しかも、エレオノールが駆けていく方向から、その狙いが杖だという事もバレてしまっていた。
つまり、この作戦、最初の時点で、エレオノールに勝ち目はなかったという事で。彼女は、マルグリッドの掌の中で踊っていただけという事である。
(何よ、それ。ふ、ふっ、ふざっ……)
エレオノールは、もう、何か、限界だった。
「ふざけるなぁっ!」
プチッ、と頭の中の何かがキレたような音を聞いた後、彼女は気づけば、マルグリッドへ向かって駆けだしていた。
その顔は、泥、汗、血、涙、鼻水、涎……、あらゆるモノで、ぐちゃぐちゃに汚れ、その貌も、泣いているのか、怒っているのか、笑っているのかすらわからないほどに、とにかく、ぐちゃぐちゃだった。
「おぉっと! 往生際が悪いねぇ。それでも貴族かい?」
「う、うるさいっ!」
渾身の突進を軽くいなし、エレオノールの首元に杖を突き付けるマルグリッドだが、完全に頭に血が昇ったエレオノールは止まらず、なおも素手での攻撃を試みる。
その姿は、確かに到底貴族のご令嬢には見えず、まるで生きるのに必死な、貧民街≪スラム≫の子供達のようだった。
「あっははは! 本当に面白いねぇ、お前。お嬢様が素手ゴロなんざ、聞いたことが無いよ」
「くっ?! 離しなさい、離せぇっ!」
しかし、エレオノールの抵抗など、マルグリッドにとっては児戯に等しい。
突き出したエレオノールの腕を捻りあげ、後ろ手を取るような形で、地面へと叩きつけるマルグリッド。

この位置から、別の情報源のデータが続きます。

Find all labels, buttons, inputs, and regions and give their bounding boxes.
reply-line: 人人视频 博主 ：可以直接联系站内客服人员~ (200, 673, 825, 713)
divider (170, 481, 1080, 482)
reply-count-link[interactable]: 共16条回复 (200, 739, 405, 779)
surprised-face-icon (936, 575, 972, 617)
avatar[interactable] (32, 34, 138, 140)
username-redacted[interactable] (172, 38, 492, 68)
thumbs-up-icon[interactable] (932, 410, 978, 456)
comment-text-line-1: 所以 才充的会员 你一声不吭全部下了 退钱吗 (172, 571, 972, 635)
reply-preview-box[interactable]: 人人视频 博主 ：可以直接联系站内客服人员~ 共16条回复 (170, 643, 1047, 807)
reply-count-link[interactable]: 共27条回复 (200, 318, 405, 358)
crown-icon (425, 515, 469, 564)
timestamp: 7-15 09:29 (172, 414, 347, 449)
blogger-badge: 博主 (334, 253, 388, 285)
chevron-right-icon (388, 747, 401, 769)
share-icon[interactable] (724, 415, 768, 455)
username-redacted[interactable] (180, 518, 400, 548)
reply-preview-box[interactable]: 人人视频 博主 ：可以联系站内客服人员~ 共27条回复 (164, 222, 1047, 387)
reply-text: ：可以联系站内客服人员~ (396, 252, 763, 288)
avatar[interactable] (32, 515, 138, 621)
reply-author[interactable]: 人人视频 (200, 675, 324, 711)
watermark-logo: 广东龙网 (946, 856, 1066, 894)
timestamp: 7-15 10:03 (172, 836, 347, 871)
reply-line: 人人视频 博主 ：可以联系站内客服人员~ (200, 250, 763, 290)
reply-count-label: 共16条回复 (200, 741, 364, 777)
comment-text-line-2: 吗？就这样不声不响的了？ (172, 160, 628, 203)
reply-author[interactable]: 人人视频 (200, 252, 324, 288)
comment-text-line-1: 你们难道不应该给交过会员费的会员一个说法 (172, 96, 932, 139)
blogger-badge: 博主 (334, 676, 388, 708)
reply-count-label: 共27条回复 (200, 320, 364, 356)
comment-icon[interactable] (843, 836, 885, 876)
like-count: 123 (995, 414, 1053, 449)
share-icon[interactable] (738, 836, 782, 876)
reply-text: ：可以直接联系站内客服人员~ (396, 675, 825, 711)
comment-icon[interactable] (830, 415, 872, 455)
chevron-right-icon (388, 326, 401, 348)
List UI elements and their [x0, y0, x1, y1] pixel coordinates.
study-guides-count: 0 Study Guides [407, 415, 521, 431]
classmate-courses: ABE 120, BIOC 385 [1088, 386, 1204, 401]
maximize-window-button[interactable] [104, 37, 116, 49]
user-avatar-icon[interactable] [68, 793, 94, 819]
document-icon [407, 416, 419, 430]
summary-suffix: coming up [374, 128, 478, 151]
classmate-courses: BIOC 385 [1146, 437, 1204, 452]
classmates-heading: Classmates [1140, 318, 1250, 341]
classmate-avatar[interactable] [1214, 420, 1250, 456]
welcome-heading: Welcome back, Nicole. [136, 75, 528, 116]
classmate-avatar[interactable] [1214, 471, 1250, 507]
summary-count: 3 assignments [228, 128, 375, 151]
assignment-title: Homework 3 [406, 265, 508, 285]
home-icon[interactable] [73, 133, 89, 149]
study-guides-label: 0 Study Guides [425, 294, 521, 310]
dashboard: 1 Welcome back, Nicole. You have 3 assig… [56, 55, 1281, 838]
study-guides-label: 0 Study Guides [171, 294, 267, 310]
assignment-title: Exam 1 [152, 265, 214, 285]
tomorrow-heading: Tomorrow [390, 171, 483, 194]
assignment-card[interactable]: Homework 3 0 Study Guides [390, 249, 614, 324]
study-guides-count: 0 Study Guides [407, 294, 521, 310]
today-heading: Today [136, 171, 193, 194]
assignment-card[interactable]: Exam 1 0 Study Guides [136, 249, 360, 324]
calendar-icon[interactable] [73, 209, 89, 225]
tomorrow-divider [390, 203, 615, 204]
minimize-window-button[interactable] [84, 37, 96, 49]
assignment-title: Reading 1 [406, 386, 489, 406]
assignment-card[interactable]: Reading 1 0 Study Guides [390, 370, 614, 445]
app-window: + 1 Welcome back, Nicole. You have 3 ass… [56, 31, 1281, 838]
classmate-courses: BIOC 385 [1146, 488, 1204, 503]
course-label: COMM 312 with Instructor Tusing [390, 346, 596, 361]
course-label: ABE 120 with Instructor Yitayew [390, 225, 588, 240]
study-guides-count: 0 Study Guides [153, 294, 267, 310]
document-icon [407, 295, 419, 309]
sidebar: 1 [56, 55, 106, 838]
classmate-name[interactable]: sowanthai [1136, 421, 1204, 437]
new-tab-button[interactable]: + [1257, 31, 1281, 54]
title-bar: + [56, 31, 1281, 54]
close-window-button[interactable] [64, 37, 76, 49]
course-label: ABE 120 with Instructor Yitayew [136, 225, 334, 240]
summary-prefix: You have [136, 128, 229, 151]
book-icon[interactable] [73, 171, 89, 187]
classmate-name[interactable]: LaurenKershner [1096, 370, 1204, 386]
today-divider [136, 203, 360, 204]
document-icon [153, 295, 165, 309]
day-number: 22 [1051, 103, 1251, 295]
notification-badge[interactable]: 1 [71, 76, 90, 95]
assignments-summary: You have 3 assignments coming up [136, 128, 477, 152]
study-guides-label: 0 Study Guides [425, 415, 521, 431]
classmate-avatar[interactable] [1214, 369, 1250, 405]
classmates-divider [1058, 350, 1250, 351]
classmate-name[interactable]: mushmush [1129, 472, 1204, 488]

魔法ナシでも、彼女はそこらのチンピラよりは遥かに強いのである。でなければ、女だてらに賊の頭など張れるわけがない。
「さあ、冒険の時間は終わりだよ、お嬢様」
倒れ伏すエレオノールの背を、片膝を付く形で踏みつけるマルグリッド。
そして、ジローとオノレに起こされ、続々と此方へ集まってくる盗賊達。
ぐうの音も出ない、完全なる詰み。誰の目にも明らかな失敗、敗北である。
「うぬあぁっ! 私、私はっ! こんな所で、捕まっているワケにはいかないのよっ!」
しかし、エレオノールは、じたじたと身体を揺らし、不格好にもその結果に抗おうとする。
「いい加減に諦めな……っ?!」
マルグリッドはそこで急に言葉を切り、猫のような俊敏さで後ろへ飛び退く。
一体、何が?
「え?」
突然、背中の重量がなくなった事に、エレオノールは間の抜けたような声をあげる。
刹那。
マルグリッドが陣取っていた場所を通過して、カカッ、と二発。
どこかで見覚えのある、奇妙な形の矢が地面を抉り、突き刺さる。
もしマルグリッドが飛び退いていなければ、丁度、彼女の頭と心臓を直撃していたであろう、危険な凶撃。
「誰だい……っ! こんな舐めた真似をしてくれたクソはっ!」
明確な殺意の籠った攻撃に、マルグリッドは血相を変え、犬歯を剥き出しにして、矢の飛んできた方向を睨みつける。
そこには━━
「諦める? その必要はないわ、エレノア」
「そこは一応、エレオノール様、じゃろ。公爵の娘を平民が呼び捨てはさすがにまずいと思うぞ、妾は」
エレオノールにとっても、マルグリッドにとっても、見覚えのある影が二つ、惚けた顔をして立っていた。